In an unprecedented move, the U.S. Centers for Disease Control and Prevention has told pregnant women that they should not travel to the trendy Wynwood neighbourhood in Miami, and that women living there should avoid becoming pregnant because of the risk of contracting Zika virus.
But these carefully crafted public-health messages should provide more reassurance than concern because they are a reminder that a) Zika is a serious health concern only to a subset of the population; b) the high-risk group, pregnant women, can protect themselves; and c) Zika outbreaks tend to be a local threat, not an epidemic threat, at least in North America.
Stated briefly: Women of child-bearing age travelling to a Zika-infected area (be it a one-square-mile section of Miami or to the Olympics in Brazil or to parts of any of the 67 countries that have reported Zika) should take precautions to avoid becoming pregnant, either using contraceptives or practising abstinence. In addition, they and others should take precautions to minimize mosquito bites, such as using repellent (containing DEET or picaridin), and wearing long-sleeved shirts and long pants.
We also need to keep the risk of Zika in perspective. About 80 per cent of people infected have no symptoms and, in others, the symptoms tend to be minor – fever, rash, joint pain and pink eye. However, when a fetus is infected with Zika, it can cause a serious birth defect, microcephaly.

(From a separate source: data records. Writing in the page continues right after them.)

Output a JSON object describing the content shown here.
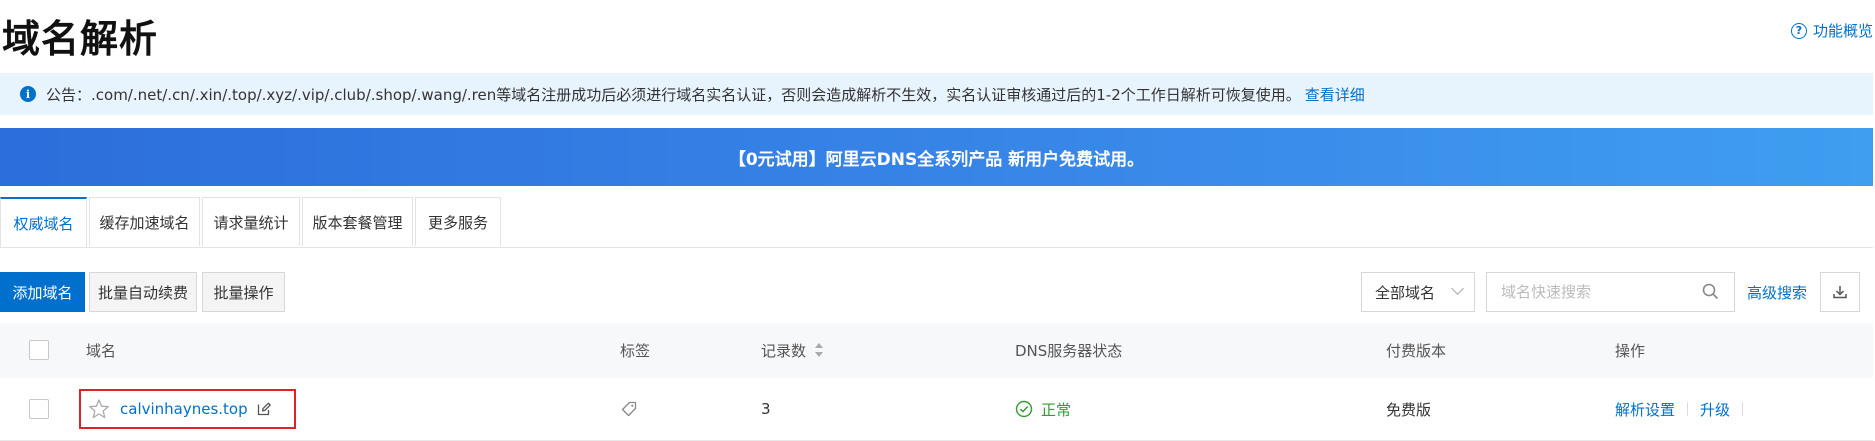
{
  "page": {
    "title": "域名解析",
    "overview_link": "功能概览"
  },
  "notice": {
    "text": "公告：.com/.net/.cn/.xin/.top/.xyz/.vip/.club/.shop/.wang/.ren等域名注册成功后必须进行域名实名认证，否则会造成解析不生效，实名认证审核通过后的1-2个工作日解析可恢复使用。",
    "link": "查看详细"
  },
  "banner": {
    "text": "【0元试用】阿里云DNS全系列产品 新用户免费试用。"
  },
  "tabs": [
    {
      "label": "权威域名",
      "active": true
    },
    {
      "label": "缓存加速域名",
      "active": false
    },
    {
      "label": "请求量统计",
      "active": false
    },
    {
      "label": "版本套餐管理",
      "active": false
    },
    {
      "label": "更多服务",
      "active": false
    }
  ],
  "toolbar": {
    "add_domain": "添加域名",
    "batch_renew": "批量自动续费",
    "batch_ops": "批量操作",
    "filter_selected": "全部域名",
    "search_placeholder": "域名快速搜索",
    "advanced_search": "高级搜索"
  },
  "table": {
    "columns": [
      "域名",
      "标签",
      "记录数",
      "DNS服务器状态",
      "付费版本",
      "操作"
    ],
    "rows": [
      {
        "domain": "calvinhaynes.top",
        "records": "3",
        "dns_status": "正常",
        "plan": "免费版",
        "actions": [
          "解析设置",
          "升级"
        ]
      }
    ]
  },
  "colors": {
    "accent": "#0070cc",
    "success": "#2e9e2e",
    "highlight_border": "#e0212a",
    "notice_bg": "#e8f4fd"
  }
}
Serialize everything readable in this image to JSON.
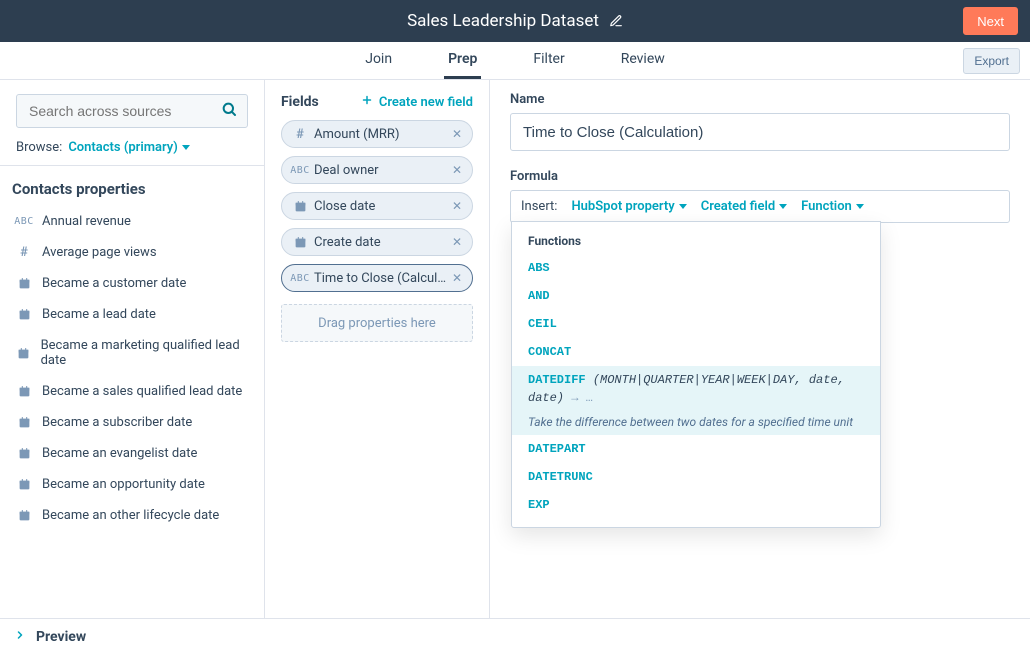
{
  "header": {
    "title": "Sales Leadership Dataset",
    "next_btn": "Next"
  },
  "tabs": {
    "join": "Join",
    "prep": "Prep",
    "filter": "Filter",
    "review": "Review",
    "active": "prep",
    "export_btn": "Export"
  },
  "left": {
    "search_placeholder": "Search across sources",
    "browse_label": "Browse:",
    "browse_value": "Contacts (primary)",
    "section_heading": "Contacts properties",
    "properties": [
      {
        "type": "abc",
        "label": "Annual revenue"
      },
      {
        "type": "hash",
        "label": "Average page views"
      },
      {
        "type": "date",
        "label": "Became a customer date"
      },
      {
        "type": "date",
        "label": "Became a lead date"
      },
      {
        "type": "date",
        "label": "Became a marketing qualified lead date"
      },
      {
        "type": "date",
        "label": "Became a sales qualified lead date"
      },
      {
        "type": "date",
        "label": "Became a subscriber date"
      },
      {
        "type": "date",
        "label": "Became an evangelist date"
      },
      {
        "type": "date",
        "label": "Became an opportunity date"
      },
      {
        "type": "date",
        "label": "Became an other lifecycle date"
      }
    ]
  },
  "mid": {
    "fields_heading": "Fields",
    "create_link": "Create new field",
    "pills": [
      {
        "type": "hash",
        "label": "Amount (MRR)"
      },
      {
        "type": "abc",
        "label": "Deal owner"
      },
      {
        "type": "date",
        "label": "Close date"
      },
      {
        "type": "date",
        "label": "Create date"
      },
      {
        "type": "abc",
        "label": "Time to Close (Calculation)",
        "emph": true
      }
    ],
    "dropzone": "Drag properties here"
  },
  "right": {
    "name_label": "Name",
    "name_value": "Time to Close (Calculation)",
    "formula_label": "Formula",
    "insert_label": "Insert:",
    "insert_hs_property": "HubSpot property",
    "insert_created_field": "Created field",
    "insert_function": "Function",
    "popup": {
      "heading": "Functions",
      "items": [
        {
          "name": "ABS"
        },
        {
          "name": "AND"
        },
        {
          "name": "CEIL"
        },
        {
          "name": "CONCAT"
        },
        {
          "name": "DATEDIFF",
          "args_prefix": "(",
          "args": "MONTH|QUARTER|YEAR|WEEK|DAY, date, date",
          "args_suffix": ")",
          "arrow": " → …",
          "desc": "Take the difference between two dates for a specified time unit",
          "highlight": true
        },
        {
          "name": "DATEPART"
        },
        {
          "name": "DATETRUNC"
        },
        {
          "name": "EXP"
        }
      ]
    }
  },
  "preview": {
    "label": "Preview"
  },
  "icons": {
    "abc": "ABC",
    "hash": "#"
  }
}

Still, even when a pregnant woman is infected, the risk of passing on the virus to her baby is estimated at about one in 100.
More importantly, travellers should bear in mind that Zika is only one of many risks they will face, especially in tropical countries where infectious illnesses are more common. Unlike Canada, childhood illnesses like measles and rubella circulate in some countries. Gastrointestinal infections that can come from unclean food and water also transmit pathogens like E. coli and norovirus.

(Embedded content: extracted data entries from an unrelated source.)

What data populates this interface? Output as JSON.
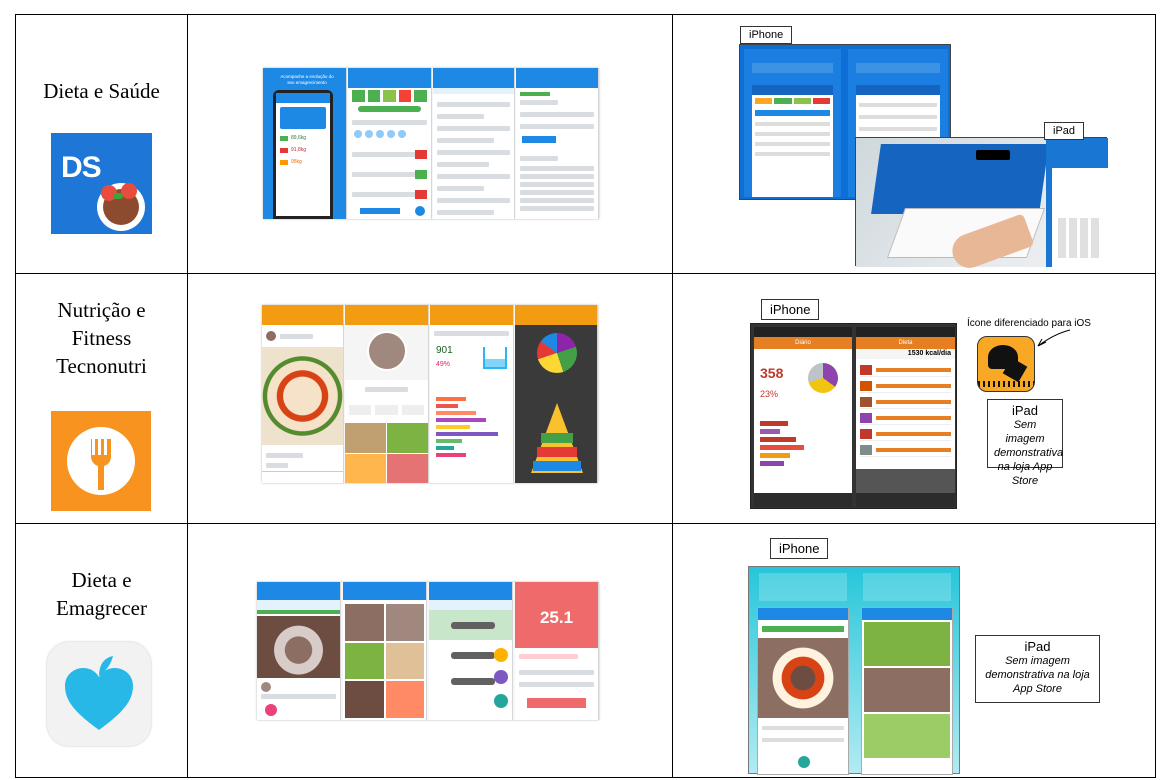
{
  "rows": [
    {
      "app_name": "Dieta e Saúde",
      "icon": {
        "name": "ds-logo-icon",
        "text": "DS",
        "color": "#1e77d6"
      },
      "ios_labels": {
        "iphone": "iPhone",
        "ipad": "iPad"
      },
      "android_captions": {
        "p1": "Acompanhe a evolução do seu emagrecimento",
        "weights": [
          "89,6kg",
          "91,8kg",
          "95kg"
        ]
      }
    },
    {
      "app_name": "Nutrição e\nFitness\nTecnonutri",
      "icon": {
        "name": "fork-icon",
        "color": "#f7931e"
      },
      "ios_labels": {
        "iphone": "iPhone",
        "icon_note": "Ícone diferenciado para iOS"
      },
      "ios_screen_titles": [
        "Diário",
        "Dieta"
      ],
      "ipad_note": {
        "title": "iPad",
        "body": "Sem imagem demonstrativa na loja App Store"
      },
      "ios_values": {
        "kcal": "358",
        "pct": "23%",
        "daily": "1530 kcal/dia"
      }
    },
    {
      "app_name": "Dieta e\nEmagrecer",
      "icon": {
        "name": "heart-apple-icon",
        "color": "#27b8e8"
      },
      "ios_labels": {
        "iphone": "iPhone"
      },
      "ipad_note": {
        "title": "iPad",
        "body": "Sem imagem demonstrativa na loja App Store"
      },
      "android_values": {
        "imc": "25.1"
      }
    }
  ],
  "colors": {
    "ds_blue": "#1e88e5",
    "tecno_orange": "#f39c12",
    "dieta_blue": "#2196f3",
    "dieta_coral": "#ef6b6b"
  }
}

Not to mention that the single biggest danger to international travellers is not infectious disease, but motor-vehicle crashes. (And, in the United States and some other countries, gun violence.)
In Brazil, where it's winter, it's flu season, and that's a much bigger threat than Zika for travellers. "The one thing I make sure is that all my travel patients have the influenza vaccine," said Dr. Jay Keystone, director of the Medisys clinic in Toronto.
He said travellers to the Olympics should be aware but not overly concerned because the risk of infection from flaviviruses like Zika – which are transmitted by the Aedes aegypti mosquito – is lower in winter, and there will be extensive spraying.
Dr. Keystone said that, while it is difficult to predict, the hope is that Zika will follow the pattern of chikungunya, a similar virus that tore through the Caribbean, infecting more than one million people, before virtually disappearing as immunity developed. Florida has also dealt with a large outbreak of another serious mosquito-borne illness, dengue, and that shows it will likely contain Zika effectively.
The infectious-disease specialist said there is little chance of Zika spreading to Canada, or too far afield in the U.S., because there are no Aedes aegypti mosquitoes in cold climates. (To date, Canada has reported 170 cases of Zika, 168 of them travel-related, one case of sexual transmission and one case of mother-to-child transmission, but no cases of microcephaly.)
"The biggest problem with Zika right now is that people are freaking out," Dr. Keystone said. "The fear is out of proportion with the risk."